About 47.5 million Americans have turned in ballots, roughly eight times the number of early votes cast about same point before the 2016 presidential contest, according to data compiled by the US Elections Project.
The turnout eclipses the 47.2 million early votes that were cast before election day in 2016.
The surge comes after many states have expanded mail-in voting and in-person early voting as a safe way to vote during the coronavirus pandemic and amid voter eagerness to weigh in on the political future of Republican President Donald Trump, who is facing a stiff challenge from Democrat Joe Biden.
Mr Biden leads the President in national opinion polls, although surveys in crucial battleground states indicate a tighter race.
The high level of early voting has led Michael McDonald, the University of Florida professor who administers the US Elections Project, to predict a record turnout of about 150 million, representing 65 per cent of eligible voters, the highest rate since 1908.
Mr Trump has railed against mail-in voting, making unfounded accusations that it leads to fraud.
Experts have said such fraud is rare.
Those attacks by the President have shown signs of depressing Republican interest in voting by mail.
Democrats have roughly doubled the number of returned mail-in ballots by Republicans in states that report voter registration data by party, according to the Elections Project.
Debate mute button
The early voting data comes as Mr Trump and Mr Biden meet in the second US Election debate.
The first debate was a confrontational affair with both candidates regularly interrupting and talking over each other.
The second debate will include a representative of the Commission on Presidential Debates manning a mute button to ensure each candidate has two full minutes uninterrupted to deliver opening answers to six major topics, according to debate commission chair Frank Fahrenkopf.
A member of the Trump and Biden campaigns is expected to monitor the person who controls the mute button backstage, Mr Fahrenkopf said, noting the button would not be used beyond the first four minutes of each topic.
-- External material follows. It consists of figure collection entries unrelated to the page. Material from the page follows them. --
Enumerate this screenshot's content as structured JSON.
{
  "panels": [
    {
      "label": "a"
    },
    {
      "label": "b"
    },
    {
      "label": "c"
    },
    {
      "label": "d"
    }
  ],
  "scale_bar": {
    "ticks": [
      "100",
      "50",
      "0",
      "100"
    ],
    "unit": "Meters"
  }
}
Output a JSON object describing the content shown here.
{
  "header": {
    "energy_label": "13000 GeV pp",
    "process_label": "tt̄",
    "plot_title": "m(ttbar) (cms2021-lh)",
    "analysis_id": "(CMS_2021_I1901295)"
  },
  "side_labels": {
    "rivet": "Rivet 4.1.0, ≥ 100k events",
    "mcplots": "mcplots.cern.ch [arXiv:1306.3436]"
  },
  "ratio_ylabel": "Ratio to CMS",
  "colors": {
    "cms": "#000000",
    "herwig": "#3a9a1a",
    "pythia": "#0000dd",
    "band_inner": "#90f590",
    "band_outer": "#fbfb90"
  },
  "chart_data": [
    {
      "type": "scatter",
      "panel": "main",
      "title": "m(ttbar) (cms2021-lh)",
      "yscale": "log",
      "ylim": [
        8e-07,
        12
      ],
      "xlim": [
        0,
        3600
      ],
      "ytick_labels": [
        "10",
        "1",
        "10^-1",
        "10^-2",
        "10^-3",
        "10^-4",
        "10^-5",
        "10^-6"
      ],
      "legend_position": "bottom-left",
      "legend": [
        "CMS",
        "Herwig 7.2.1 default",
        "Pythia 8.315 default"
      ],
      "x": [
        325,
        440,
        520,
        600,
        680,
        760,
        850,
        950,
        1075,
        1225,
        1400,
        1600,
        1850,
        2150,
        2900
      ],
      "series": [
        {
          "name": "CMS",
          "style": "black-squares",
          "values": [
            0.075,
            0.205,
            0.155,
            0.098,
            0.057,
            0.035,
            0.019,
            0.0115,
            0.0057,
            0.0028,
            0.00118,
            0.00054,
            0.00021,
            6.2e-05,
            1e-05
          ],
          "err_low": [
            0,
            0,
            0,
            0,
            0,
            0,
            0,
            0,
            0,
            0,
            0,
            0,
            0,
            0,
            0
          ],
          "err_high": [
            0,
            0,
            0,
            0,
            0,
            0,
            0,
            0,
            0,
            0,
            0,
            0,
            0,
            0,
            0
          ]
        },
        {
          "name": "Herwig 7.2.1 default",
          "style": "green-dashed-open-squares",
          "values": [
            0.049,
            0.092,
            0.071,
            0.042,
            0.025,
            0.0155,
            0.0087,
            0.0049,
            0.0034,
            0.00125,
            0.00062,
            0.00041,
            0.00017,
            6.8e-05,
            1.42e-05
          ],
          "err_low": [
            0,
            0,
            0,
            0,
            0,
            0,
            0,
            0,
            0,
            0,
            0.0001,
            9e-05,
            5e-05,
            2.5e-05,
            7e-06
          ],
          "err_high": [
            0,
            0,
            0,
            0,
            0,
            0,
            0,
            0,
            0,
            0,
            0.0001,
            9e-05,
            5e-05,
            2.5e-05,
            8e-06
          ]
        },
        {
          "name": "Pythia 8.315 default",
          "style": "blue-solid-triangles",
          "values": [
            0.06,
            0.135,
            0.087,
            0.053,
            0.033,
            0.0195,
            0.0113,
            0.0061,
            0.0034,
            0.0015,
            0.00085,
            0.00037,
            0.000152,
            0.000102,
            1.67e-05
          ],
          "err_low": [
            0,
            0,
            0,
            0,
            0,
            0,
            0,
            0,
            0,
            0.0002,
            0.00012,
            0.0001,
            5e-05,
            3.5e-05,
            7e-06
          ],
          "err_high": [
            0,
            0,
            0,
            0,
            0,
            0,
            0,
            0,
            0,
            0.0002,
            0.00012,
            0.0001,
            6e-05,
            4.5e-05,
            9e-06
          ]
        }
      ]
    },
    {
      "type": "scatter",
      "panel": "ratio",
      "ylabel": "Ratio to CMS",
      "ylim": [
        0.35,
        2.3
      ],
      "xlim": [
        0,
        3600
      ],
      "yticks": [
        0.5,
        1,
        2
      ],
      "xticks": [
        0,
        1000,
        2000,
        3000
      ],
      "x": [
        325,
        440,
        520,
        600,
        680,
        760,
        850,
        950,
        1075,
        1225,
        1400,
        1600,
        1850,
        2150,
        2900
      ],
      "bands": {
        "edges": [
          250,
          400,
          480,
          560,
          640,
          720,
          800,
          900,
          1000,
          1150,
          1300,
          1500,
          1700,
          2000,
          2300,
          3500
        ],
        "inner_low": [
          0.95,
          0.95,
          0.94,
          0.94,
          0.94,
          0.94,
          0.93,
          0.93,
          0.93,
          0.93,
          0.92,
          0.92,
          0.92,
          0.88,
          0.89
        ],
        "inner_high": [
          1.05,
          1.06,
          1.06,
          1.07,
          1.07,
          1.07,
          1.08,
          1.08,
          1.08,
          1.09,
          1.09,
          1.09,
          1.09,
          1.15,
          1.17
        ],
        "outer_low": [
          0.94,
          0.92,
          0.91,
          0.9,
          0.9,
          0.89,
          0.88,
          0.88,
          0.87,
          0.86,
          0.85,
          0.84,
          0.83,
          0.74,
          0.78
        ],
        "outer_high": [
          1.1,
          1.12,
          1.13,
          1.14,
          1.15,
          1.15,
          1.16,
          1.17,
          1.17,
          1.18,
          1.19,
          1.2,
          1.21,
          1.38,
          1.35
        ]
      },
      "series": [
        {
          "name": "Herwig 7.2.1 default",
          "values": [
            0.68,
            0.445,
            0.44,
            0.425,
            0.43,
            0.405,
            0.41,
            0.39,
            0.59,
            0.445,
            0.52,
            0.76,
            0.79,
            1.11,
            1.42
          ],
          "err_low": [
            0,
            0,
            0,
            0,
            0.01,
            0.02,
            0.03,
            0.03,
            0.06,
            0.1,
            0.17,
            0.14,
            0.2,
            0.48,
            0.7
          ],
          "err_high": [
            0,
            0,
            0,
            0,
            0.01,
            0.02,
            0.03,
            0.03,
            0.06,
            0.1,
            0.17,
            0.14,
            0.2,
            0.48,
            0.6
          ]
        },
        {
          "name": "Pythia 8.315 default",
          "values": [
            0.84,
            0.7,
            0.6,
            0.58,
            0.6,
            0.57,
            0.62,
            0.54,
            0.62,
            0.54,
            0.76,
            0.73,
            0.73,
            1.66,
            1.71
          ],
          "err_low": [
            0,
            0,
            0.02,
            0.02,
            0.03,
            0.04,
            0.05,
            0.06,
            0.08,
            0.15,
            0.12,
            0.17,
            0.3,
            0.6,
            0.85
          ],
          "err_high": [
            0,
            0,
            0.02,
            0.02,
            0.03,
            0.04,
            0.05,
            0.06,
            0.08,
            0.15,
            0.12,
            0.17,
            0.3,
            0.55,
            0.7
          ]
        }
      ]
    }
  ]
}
The mute button is among a handful of changes implemented by the nonpartisan debate commission to help ensure a better sense of safety and order following the raucous opening debate 23 days ago. Trump was diagnosed with COVID-19 two days after that first meeting.
Mr Trump and Mr Biden will be separated on stage by plexiglass barriers – despite objections from the Trump campaign.
Additionally, any audience member who refuses to wear a mask will be removed, organisers report. Last month, several members of the Trump family removed their masks once seated in the debate hall.